AI Summaries

Helping users quickly understand what matters on a CRM record by transforming long activity histories into concise, actionable summaries.

USERS

Sales, Customer Service, and Marketing reps

DESIGN DURATION

2 weeks

PORTFOLIO READ TIME

5 minutes

PROBLEM

As customers scaled, record pages accumulated long, chronological activity feeds.


Important context became buried, making it difficult to quickly understand what happened and what mattered.


Users needed fast, actionable insights to make decisions without scanning dozens of events.

An already very dense record page leads to heavy scrolling

OPPORTUNITY

Transform record pages from passive activity logs into active decision support tools by leveraging existing AI capabilities to scale insight across growing accounts without adding complexity or training overhead.

CONSTRAINTS

assumptions & resources

There were no existing AI summary patterns on CRM record pages, so the team had to design from first principles.


Because the underlying model didn’t exist yet, we had limited ability to test or validate prompts in advance. Tight timelines pushed us to ship an initial version quickly and rely on real usage to learn and iterate.

risks & dependencies

The biggest risk was user trust AI outputs were unpredictable, and edge cases weren’t fully known upfront.


Progress was also dependent on backend engineers and the ChatSpot AI team, which constrained scope and iteration speed and required close cross-team collaboration.

what does success look like?

adoption

We used message count (# of prompts generated) to measure active usage and demand i.e., whether users were choosing this feature as part of their workflow (and how it compared to other AI features), not just seeing it on the page.

retention

We used 14-day return rate to confirm the feature delivered repeat value beyond novelty. If users came back within two weeks, it was a strong signal the summaries were helpful in ongoing, real-world work.

usefulness

We used a usefulness feedback score to evaluate quality and trust directly whether the generated summary actually helped users, and where it failed (too long, missing key info, wrong emphasis), which numbers alone can’t explain.

RESEARCH THEMES

Due to a compressed timeline, we partnered with internal support and sales reps as proxy users to quickly pressure-test early concepts. Product and Design aligned on shipping a focused first iteration to validate behavior in-market, prioritizing real usage data over extended upfront research.

intent

Users wanted to quickly understand what a contact or company cared about without reading every interaction.

action

Reps asked for clear guidance on what to do next so they could act immediately after reviewing a record.

recency & momentum

Users needed to know how recently and how actively an account had engaged to prioritize outreach.

PROCESS

Unlike a traditional design to handoff to build workflow, this project required continuous collaboration with engineering as the AI model evolved. We designed and validated in parallel, adapting to new outputs and edge cases in real time.
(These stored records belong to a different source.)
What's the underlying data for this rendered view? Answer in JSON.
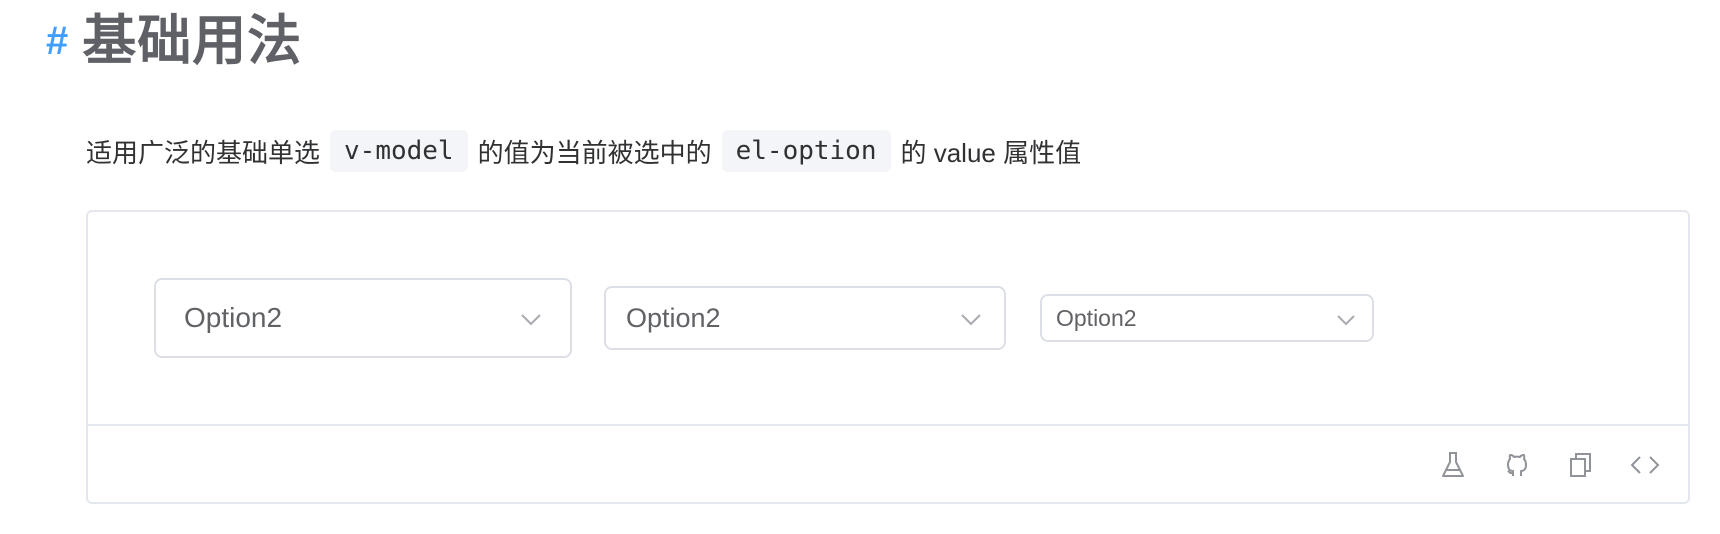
{
  "heading": {
    "hash": "#",
    "title": "基础用法"
  },
  "description": {
    "text_before": "适用广泛的基础单选",
    "code_1": "v-model",
    "text_middle": "的值为当前被选中的",
    "code_2": "el-option",
    "text_after": "的 value 属性值"
  },
  "demo": {
    "selects": [
      {
        "value": "Option2",
        "size": "large",
        "icon": "chevron-down-icon"
      },
      {
        "value": "Option2",
        "size": "default",
        "icon": "chevron-down-icon"
      },
      {
        "value": "Option2",
        "size": "small",
        "icon": "chevron-down-icon"
      }
    ],
    "toolbar": [
      {
        "icon": "flask-icon"
      },
      {
        "icon": "github-icon"
      },
      {
        "icon": "copy-icon"
      },
      {
        "icon": "code-icon"
      }
    ]
  },
  "colors": {
    "accent": "#409eff",
    "border": "#e4e7ed",
    "text": "#303133",
    "muted": "#606266"
  }
}
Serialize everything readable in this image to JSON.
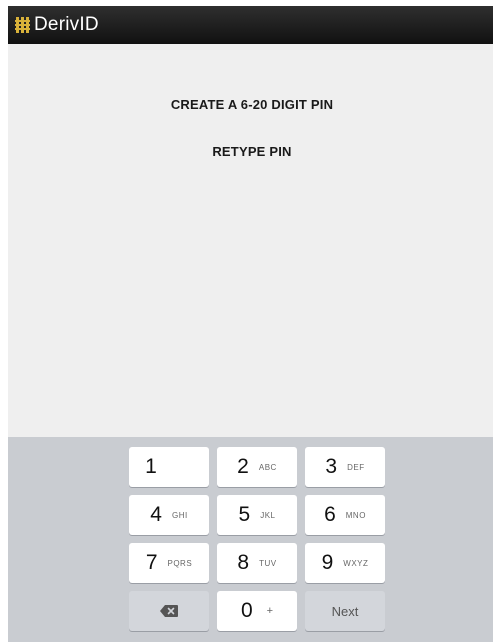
{
  "window": {
    "title": "DerivID",
    "logo_icon": "derivid-chip-logo"
  },
  "main": {
    "create_prompt": "CREATE A 6-20 DIGIT PIN",
    "retype_prompt": "RETYPE PIN"
  },
  "keypad": {
    "keys": [
      {
        "digit": "1",
        "letters": ""
      },
      {
        "digit": "2",
        "letters": "ABC"
      },
      {
        "digit": "3",
        "letters": "DEF"
      },
      {
        "digit": "4",
        "letters": "GHI"
      },
      {
        "digit": "5",
        "letters": "JKL"
      },
      {
        "digit": "6",
        "letters": "MNO"
      },
      {
        "digit": "7",
        "letters": "PQRS"
      },
      {
        "digit": "8",
        "letters": "TUV"
      },
      {
        "digit": "9",
        "letters": "WXYZ"
      },
      {
        "digit": "0",
        "letters": "+"
      }
    ],
    "backspace_icon": "backspace-icon",
    "next_label": "Next"
  },
  "colors": {
    "titlebar": "#1b1b1b",
    "background": "#efefef",
    "keyboard": "#c9ccd1",
    "key": "#ffffff",
    "function_key": "#d3d6db"
  }
}
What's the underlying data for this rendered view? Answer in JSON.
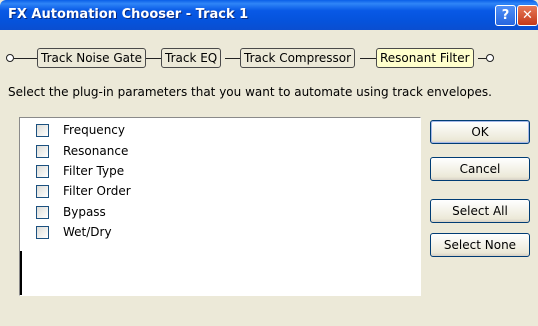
{
  "window": {
    "title": "FX Automation Chooser - Track 1"
  },
  "titlebar": {
    "help_glyph": "?",
    "close_glyph": "✕"
  },
  "chain": {
    "nodes": [
      {
        "label": "Track Noise Gate"
      },
      {
        "label": "Track EQ"
      },
      {
        "label": "Track Compressor"
      },
      {
        "label": "Resonant Filter"
      }
    ],
    "active_color": "#ffffcc"
  },
  "instructions": "Select the plug-in parameters that you want to automate using track envelopes.",
  "parameters": [
    {
      "label": "Frequency",
      "checked": false
    },
    {
      "label": "Resonance",
      "checked": false
    },
    {
      "label": "Filter Type",
      "checked": false
    },
    {
      "label": "Filter Order",
      "checked": false
    },
    {
      "label": "Bypass",
      "checked": false
    },
    {
      "label": "Wet/Dry",
      "checked": false
    }
  ],
  "buttons": {
    "ok": "OK",
    "cancel": "Cancel",
    "select_all": "Select All",
    "select_none": "Select None"
  }
}
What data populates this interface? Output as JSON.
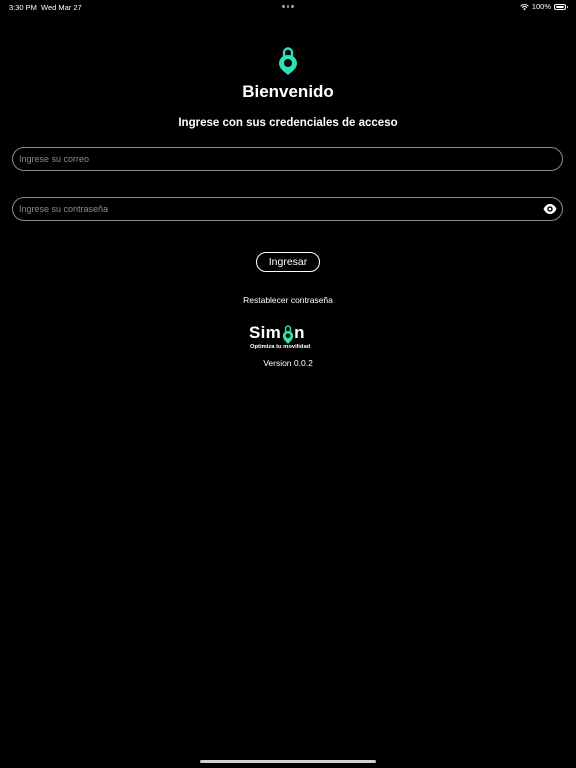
{
  "status_bar": {
    "time": "3:30 PM",
    "date": "Wed Mar 27",
    "battery_percent": "100%",
    "battery_level": 1.0
  },
  "brand": {
    "accent_color": "#2fe0b3",
    "icon": "location-pin-icon"
  },
  "login": {
    "title": "Bienvenido",
    "subtitle": "Ingrese con sus credenciales de acceso",
    "email_placeholder": "Ingrese su correo",
    "email_value": "",
    "password_placeholder": "Ingrese su contraseña",
    "password_value": "",
    "submit_label": "Ingresar",
    "reset_label": "Restablecer contraseña"
  },
  "logo": {
    "word_start": "Sim",
    "word_end": "n",
    "tagline": "Optimiza tu movilidad"
  },
  "version": "Version 0.0.2"
}
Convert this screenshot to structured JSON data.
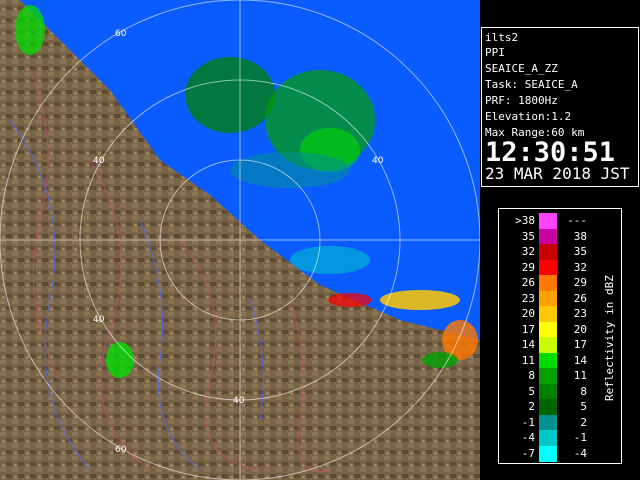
{
  "info": {
    "site": "ilts2",
    "mode": "PPI",
    "product": "SEAICE_A_ZZ",
    "task": "Task: SEAICE_A",
    "prf": "PRF: 1800Hz",
    "elevation": "Elevation:1.2",
    "max_range": "Max Range:60 km",
    "time": "12:30:51",
    "date": "23 MAR 2018 JST"
  },
  "map": {
    "range_labels": [
      "60",
      "40",
      "40",
      "40",
      "40",
      "60"
    ],
    "colors": {
      "sea": "#0a5cff",
      "land": "#7a6448"
    }
  },
  "legend": {
    "axis_label": "Reflectivity in dBZ",
    "rows": [
      {
        "low": ">38",
        "high": "---",
        "color": "#ff44ff"
      },
      {
        "low": "35",
        "high": "38",
        "color": "#c800a0"
      },
      {
        "low": "32",
        "high": "35",
        "color": "#c80000"
      },
      {
        "low": "29",
        "high": "32",
        "color": "#ff0000"
      },
      {
        "low": "26",
        "high": "29",
        "color": "#ff7800"
      },
      {
        "low": "23",
        "high": "26",
        "color": "#ffa000"
      },
      {
        "low": "20",
        "high": "23",
        "color": "#ffc800"
      },
      {
        "low": "17",
        "high": "20",
        "color": "#ffff00"
      },
      {
        "low": "14",
        "high": "17",
        "color": "#c8ff00"
      },
      {
        "low": "11",
        "high": "14",
        "color": "#00dc00"
      },
      {
        "low": "8",
        "high": "11",
        "color": "#00a000"
      },
      {
        "low": "5",
        "high": "8",
        "color": "#008000"
      },
      {
        "low": "2",
        "high": "5",
        "color": "#006400"
      },
      {
        "low": "-1",
        "high": "2",
        "color": "#009090"
      },
      {
        "low": "-4",
        "high": "-1",
        "color": "#00c8c8"
      },
      {
        "low": "-7",
        "high": "-4",
        "color": "#00ffff"
      }
    ]
  }
}
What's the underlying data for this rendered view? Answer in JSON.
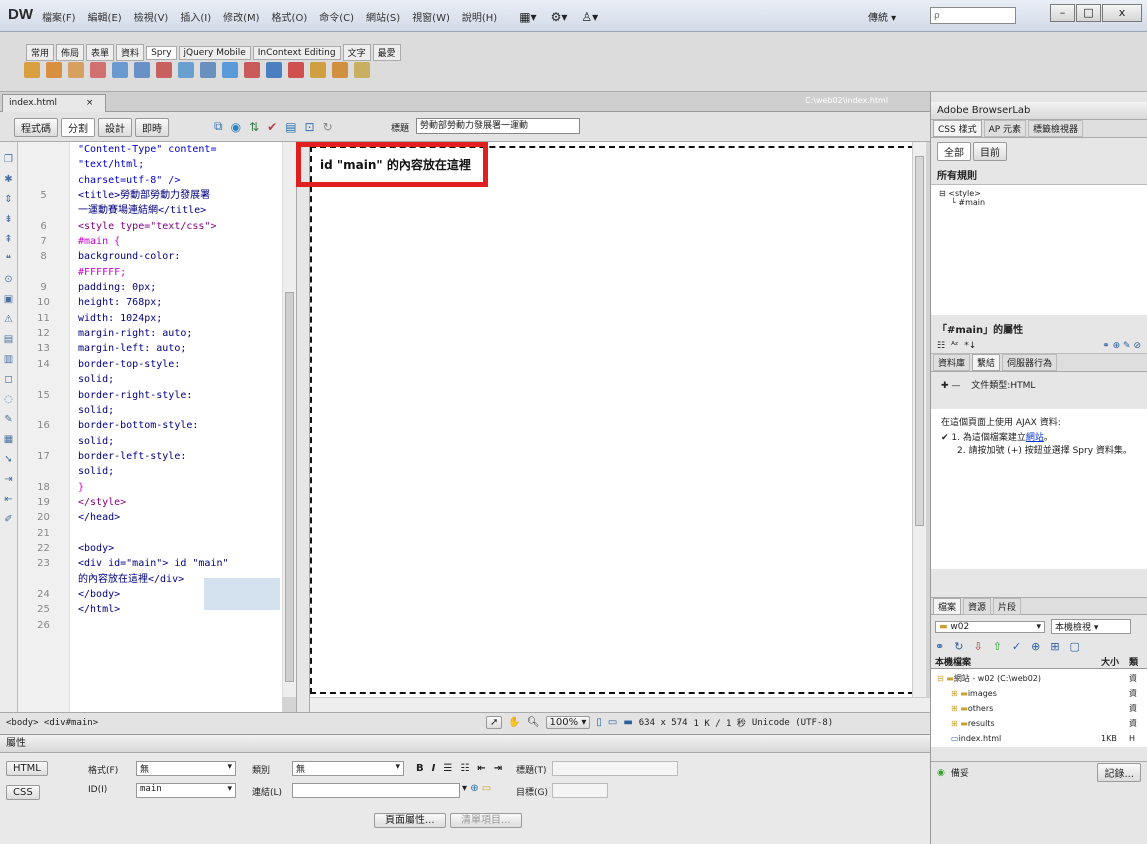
{
  "app": {
    "logo": "DW",
    "menu": [
      "檔案(F)",
      "編輯(E)",
      "檢視(V)",
      "插入(I)",
      "修改(M)",
      "格式(O)",
      "命令(C)",
      "網站(S)",
      "視窗(W)",
      "說明(H)"
    ],
    "workspace": "傳統",
    "search_placeholder": "ρ",
    "win_min": "–",
    "win_max": "□",
    "win_close": "x"
  },
  "insert_tabs": [
    "常用",
    "佈局",
    "表單",
    "資料",
    "Spry",
    "jQuery Mobile",
    "InContext Editing",
    "文字",
    "最愛"
  ],
  "document": {
    "tab_name": "index.html",
    "tab_close": "×",
    "path": "C:\\web02\\index.html",
    "view_buttons": [
      "程式碼",
      "分割",
      "設計",
      "即時"
    ],
    "title_label": "標題",
    "title_value": "勞動部勞動力發展署一運動"
  },
  "code_lines": [
    {
      "n": "",
      "text": "\"Content-Type\" content=",
      "color": "#0000cc"
    },
    {
      "n": "",
      "text": "\"text/html;",
      "color": "#0000cc"
    },
    {
      "n": "",
      "text": "charset=utf-8\" />",
      "color": "#0000cc"
    },
    {
      "n": "5",
      "text": "<title>勞動部勞動力發展署",
      "color": "#000080"
    },
    {
      "n": "",
      "text": "一運動賽場連結網</title>",
      "color": "#000080"
    },
    {
      "n": "6",
      "text": "<style type=\"text/css\">",
      "color": "#800080"
    },
    {
      "n": "7",
      "text": "#main {",
      "color": "#cc00cc"
    },
    {
      "n": "8",
      "text": "    background-color:",
      "color": "#000080"
    },
    {
      "n": "",
      "text": "#FFFFFF;",
      "color": "#cc00cc"
    },
    {
      "n": "9",
      "text": "    padding: 0px;",
      "color": "#000080"
    },
    {
      "n": "10",
      "text": "    height: 768px;",
      "color": "#000080"
    },
    {
      "n": "11",
      "text": "    width: 1024px;",
      "color": "#000080"
    },
    {
      "n": "12",
      "text": "    margin-right: auto;",
      "color": "#000080"
    },
    {
      "n": "13",
      "text": "    margin-left: auto;",
      "color": "#000080"
    },
    {
      "n": "14",
      "text": "    border-top-style:",
      "color": "#000080"
    },
    {
      "n": "",
      "text": "solid;",
      "color": "#000080"
    },
    {
      "n": "15",
      "text": "    border-right-style:",
      "color": "#000080"
    },
    {
      "n": "",
      "text": "solid;",
      "color": "#000080"
    },
    {
      "n": "16",
      "text": "    border-bottom-style:",
      "color": "#000080"
    },
    {
      "n": "",
      "text": "solid;",
      "color": "#000080"
    },
    {
      "n": "17",
      "text": "    border-left-style:",
      "color": "#000080"
    },
    {
      "n": "",
      "text": "solid;",
      "color": "#000080"
    },
    {
      "n": "18",
      "text": "}",
      "color": "#cc00cc"
    },
    {
      "n": "19",
      "text": "</style>",
      "color": "#800080"
    },
    {
      "n": "20",
      "text": "</head>",
      "color": "#000080"
    },
    {
      "n": "21",
      "text": "",
      "color": "#000080"
    },
    {
      "n": "22",
      "text": "<body>",
      "color": "#000080"
    },
    {
      "n": "23",
      "text": "<div id=\"main\"> id \"main\"",
      "color": "#000080"
    },
    {
      "n": "",
      "text": " 的內容放在這裡</div>",
      "color": "#000080"
    },
    {
      "n": "24",
      "text": "</body>",
      "color": "#000080"
    },
    {
      "n": "25",
      "text": "</html>",
      "color": "#000080"
    },
    {
      "n": "26",
      "text": "",
      "color": "#000080"
    }
  ],
  "design": {
    "content_text": "id \"main\" 的內容放在這裡"
  },
  "status": {
    "tag_path": "<body> <div#main>",
    "zoom": "100%",
    "size": "634 x 574",
    "download": "1 K / 1 秒",
    "encoding": "Unicode (UTF-8)"
  },
  "properties": {
    "title": "屬性",
    "html_btn": "HTML",
    "css_btn": "CSS",
    "format_label": "格式(F)",
    "format_value": "無",
    "class_label": "類別",
    "class_value": "無",
    "id_label": "ID(I)",
    "id_value": "main",
    "link_label": "連結(L)",
    "title_label": "標題(T)",
    "target_label": "目標(G)",
    "page_props_btn": "頁面屬性...",
    "list_item_btn": "清單項目..."
  },
  "right": {
    "browserlab": "Adobe BrowserLab",
    "css_tabs": [
      "CSS 樣式",
      "AP 元素",
      "標籤檢視器"
    ],
    "css_mode_all": "全部",
    "css_mode_current": "目前",
    "all_rules": "所有規則",
    "rule_style": "<style>",
    "rule_main": "#main",
    "props_title": "「#main」的屬性",
    "binding_tabs": [
      "資料庫",
      "繫結",
      "伺服器行為"
    ],
    "doc_type": "文件類型:HTML",
    "ajax_intro": "在這個頁面上使用 AJAX 資料:",
    "step1_prefix": "1. 為這個檔案建立",
    "step1_link": "網站",
    "step1_suffix": "。",
    "step2": "2. 請按加號 (+) 按鈕並選擇 Spry 資料集。",
    "files_tabs": [
      "檔案",
      "資源",
      "片段"
    ],
    "site_name": "w02",
    "site_view": "本機檢視",
    "local_files": "本機檔案",
    "size_col": "大小",
    "type_col": "類",
    "tree": [
      {
        "name": "網站 - w02 (C:\\web02)",
        "size": "",
        "type": "資",
        "indent": 0
      },
      {
        "name": "images",
        "size": "",
        "type": "資",
        "indent": 1
      },
      {
        "name": "others",
        "size": "",
        "type": "資",
        "indent": 1
      },
      {
        "name": "results",
        "size": "",
        "type": "資",
        "indent": 1
      },
      {
        "name": "index.html",
        "size": "1KB",
        "type": "H",
        "indent": 1
      }
    ],
    "footer_label": "備妥",
    "footer_btn": "記錄..."
  },
  "colors": {
    "highlight_box": "#e02020",
    "link": "#0033cc"
  }
}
In addition to working in tandem with backend engineers, I partnered closely with Content Design and participated in regular design critiques with both the AI team and my core design team to refine structure, hierarchy, and trust patterns as the experience took shape.

Content structure

Because AI patterns were still evolving internally, there wasn’t a clear standard for structuring summaries. With limited content design support, my PM and I defined the framework ourselves.


We explored paragraph-style and chat-based formats, but ultimately chose a structured, scannable approach that follows how reps prepare: engagement, intent, recency, then next steps. We favored precise timestamps to support CRM accuracy.


This became our working schema with backend, refined around what ChatSpot could reliably generate while minimizing hallucination risk.

UI EXPLORATION

I explored multiple UI patterns to seamlessly integrate AI into the record experience, balancing discoverability, workflow continuity, and alignment with the evolving AI design system.

Entry point

Selected a contained card over a floating trigger to create clear structure and visibility, while controlling vertical height on an already dense record page.

Contextual in-place rendering

Displayed the summary directly within the activity feed to keep insights anchored to surrounding activity and avoid fragmenting the workflow.

Density within a moving system

Integrated the feature using the evolving ChatSpot AI component library, adapting to shifting visual patterns while ensuring the summary felt cohesive within the record experience.